Quanto às actrizes na cena, Samantha Colley (Maar) e Poppy Delevingne (Walter), preferem falar do movimento Time’s Up, a plataforma criada por várias estrelas de Hollywood para combater o assédio e a discriminação sexual na profissão e noutros sectores, do que do momento #MeToo e da série de denúncias que provocou. “Eu teria muito cuidado em rotular Picasso como um monstro. Ele não era isso”, afirma Samantha Colley. “Esta cena são duas mulheres independentes que têm tomates para lutar uma com a outra. Rejeito que as mulheres sejam sinónimo de vítimas. Picasso não as obrigou a nada. Acho que é uma coisa perigosa, complicada, e isso afasta a nossa atenção das verdadeiras vítimas, aquelas que foram genuinamente abusadas.” Dora Maar, uma fotógrafa surrealista, uma activista, sabia como Picasso era, um mulherengo, que tinha relações com mulheres décadas mais novas, defende Samantha Colley, que na série anterior também fazia de outra mulher abandonada por um génio, desta vez Einstein: “Ela vai para a relação com os olhos abertos. Sabia de Marie, sabia de Olga, a primeira mulher de Picasso. Acho que em Dora Picasso encontrou uma espécie de igual intelectual. Discutiam muito sobre arte e política. Muitas das pinturas que fez dela têm uma certa intensidade.”

Na maior parte dos retratos que Picasso fez de Dora Maar, vêmo-la a chorar, angulosa, ao contrário da luminosa, e redonda, Marie-Thérèse Walter.
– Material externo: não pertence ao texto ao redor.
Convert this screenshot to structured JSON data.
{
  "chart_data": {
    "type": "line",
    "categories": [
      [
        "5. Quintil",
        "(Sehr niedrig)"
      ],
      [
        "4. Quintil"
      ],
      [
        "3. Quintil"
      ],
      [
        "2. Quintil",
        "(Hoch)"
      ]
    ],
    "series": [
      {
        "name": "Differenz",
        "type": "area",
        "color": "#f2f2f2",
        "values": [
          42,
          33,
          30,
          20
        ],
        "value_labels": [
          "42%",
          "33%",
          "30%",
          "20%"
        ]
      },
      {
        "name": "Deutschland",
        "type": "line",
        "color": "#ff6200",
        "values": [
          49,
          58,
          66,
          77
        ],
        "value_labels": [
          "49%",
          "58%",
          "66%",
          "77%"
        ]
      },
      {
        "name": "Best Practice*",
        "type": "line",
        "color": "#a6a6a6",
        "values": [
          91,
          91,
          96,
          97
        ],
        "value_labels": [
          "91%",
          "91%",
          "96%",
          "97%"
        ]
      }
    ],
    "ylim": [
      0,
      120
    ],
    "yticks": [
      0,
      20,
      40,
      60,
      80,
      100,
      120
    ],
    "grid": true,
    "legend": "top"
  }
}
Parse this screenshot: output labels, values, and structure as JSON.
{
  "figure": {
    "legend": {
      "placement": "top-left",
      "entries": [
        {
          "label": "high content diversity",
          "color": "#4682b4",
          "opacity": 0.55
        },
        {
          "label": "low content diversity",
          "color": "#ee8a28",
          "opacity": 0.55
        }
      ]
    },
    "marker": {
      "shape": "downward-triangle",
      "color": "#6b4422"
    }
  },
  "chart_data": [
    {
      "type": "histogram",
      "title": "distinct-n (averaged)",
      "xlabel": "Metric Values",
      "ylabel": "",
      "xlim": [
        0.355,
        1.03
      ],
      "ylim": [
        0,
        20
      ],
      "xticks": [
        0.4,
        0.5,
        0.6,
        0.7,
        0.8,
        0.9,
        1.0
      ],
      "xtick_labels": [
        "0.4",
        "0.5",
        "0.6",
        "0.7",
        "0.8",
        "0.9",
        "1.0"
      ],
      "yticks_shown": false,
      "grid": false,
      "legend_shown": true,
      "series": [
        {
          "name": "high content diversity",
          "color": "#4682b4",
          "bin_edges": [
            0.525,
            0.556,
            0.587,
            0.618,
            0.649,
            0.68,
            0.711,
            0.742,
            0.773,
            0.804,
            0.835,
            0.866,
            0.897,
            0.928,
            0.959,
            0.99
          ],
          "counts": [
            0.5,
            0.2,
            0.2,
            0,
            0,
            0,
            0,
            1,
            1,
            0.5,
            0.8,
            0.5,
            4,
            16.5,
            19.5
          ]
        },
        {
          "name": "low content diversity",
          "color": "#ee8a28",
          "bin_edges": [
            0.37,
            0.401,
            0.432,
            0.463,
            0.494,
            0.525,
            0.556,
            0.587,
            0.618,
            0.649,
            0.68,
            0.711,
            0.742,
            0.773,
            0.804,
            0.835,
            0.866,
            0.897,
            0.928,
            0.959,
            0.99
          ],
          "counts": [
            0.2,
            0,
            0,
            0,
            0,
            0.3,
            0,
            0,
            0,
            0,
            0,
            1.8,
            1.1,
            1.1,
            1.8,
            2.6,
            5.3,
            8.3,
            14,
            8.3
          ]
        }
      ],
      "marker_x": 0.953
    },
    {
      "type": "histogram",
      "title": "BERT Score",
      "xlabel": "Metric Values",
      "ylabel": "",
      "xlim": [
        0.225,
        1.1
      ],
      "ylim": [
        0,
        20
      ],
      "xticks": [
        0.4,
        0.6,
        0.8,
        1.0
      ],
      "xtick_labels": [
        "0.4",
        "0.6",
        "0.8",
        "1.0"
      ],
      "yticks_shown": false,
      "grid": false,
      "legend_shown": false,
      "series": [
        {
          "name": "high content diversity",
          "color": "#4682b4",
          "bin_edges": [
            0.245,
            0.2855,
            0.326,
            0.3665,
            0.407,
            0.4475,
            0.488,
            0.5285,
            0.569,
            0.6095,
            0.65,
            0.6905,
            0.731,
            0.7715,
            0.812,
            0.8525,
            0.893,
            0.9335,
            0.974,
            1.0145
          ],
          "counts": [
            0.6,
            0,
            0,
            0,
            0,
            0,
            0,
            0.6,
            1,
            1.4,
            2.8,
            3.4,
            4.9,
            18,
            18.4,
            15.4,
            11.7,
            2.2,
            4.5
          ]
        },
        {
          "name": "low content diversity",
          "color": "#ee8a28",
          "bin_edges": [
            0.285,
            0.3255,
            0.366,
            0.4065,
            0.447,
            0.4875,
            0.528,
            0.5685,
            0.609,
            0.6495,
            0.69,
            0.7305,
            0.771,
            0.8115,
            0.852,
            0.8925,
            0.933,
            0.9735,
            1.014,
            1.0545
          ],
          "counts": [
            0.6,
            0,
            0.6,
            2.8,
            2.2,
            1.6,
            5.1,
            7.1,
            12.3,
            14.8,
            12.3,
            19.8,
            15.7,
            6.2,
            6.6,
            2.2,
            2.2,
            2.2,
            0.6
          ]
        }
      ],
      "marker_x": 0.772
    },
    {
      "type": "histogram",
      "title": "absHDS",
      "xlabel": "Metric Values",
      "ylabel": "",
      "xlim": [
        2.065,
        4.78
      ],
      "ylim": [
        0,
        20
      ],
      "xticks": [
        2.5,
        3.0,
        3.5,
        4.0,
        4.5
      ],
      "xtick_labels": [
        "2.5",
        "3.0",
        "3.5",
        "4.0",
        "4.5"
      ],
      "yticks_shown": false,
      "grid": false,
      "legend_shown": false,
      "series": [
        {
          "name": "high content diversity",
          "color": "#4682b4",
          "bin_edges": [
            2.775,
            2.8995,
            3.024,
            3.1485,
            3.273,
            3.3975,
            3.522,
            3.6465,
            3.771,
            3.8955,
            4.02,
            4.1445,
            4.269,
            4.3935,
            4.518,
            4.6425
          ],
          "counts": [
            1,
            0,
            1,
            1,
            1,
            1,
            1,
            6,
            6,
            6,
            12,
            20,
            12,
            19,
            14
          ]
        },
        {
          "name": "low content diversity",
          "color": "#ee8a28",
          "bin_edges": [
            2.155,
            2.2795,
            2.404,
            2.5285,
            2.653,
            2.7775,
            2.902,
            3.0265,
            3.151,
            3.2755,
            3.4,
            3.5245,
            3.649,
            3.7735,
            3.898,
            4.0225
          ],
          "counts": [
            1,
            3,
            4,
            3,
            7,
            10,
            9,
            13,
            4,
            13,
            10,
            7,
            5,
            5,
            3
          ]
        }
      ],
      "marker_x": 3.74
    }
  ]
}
Picasso dizia que as mulheres “são máquinas de sofrimento”. Mas é difícil, defende Antonio Banderas, saber exactamente o que Picasso pensava além do que dizia. “Tentei perceber o que sentia. Às vezes é preciso ler nas entrelinhas. Se lermos o livro de Françoise Gilot, [A Minha vida com Picasso], vemos que ela o amava, o admirava, mas ao mesmo tempo deu-lhe muitos murros nestas páginas.”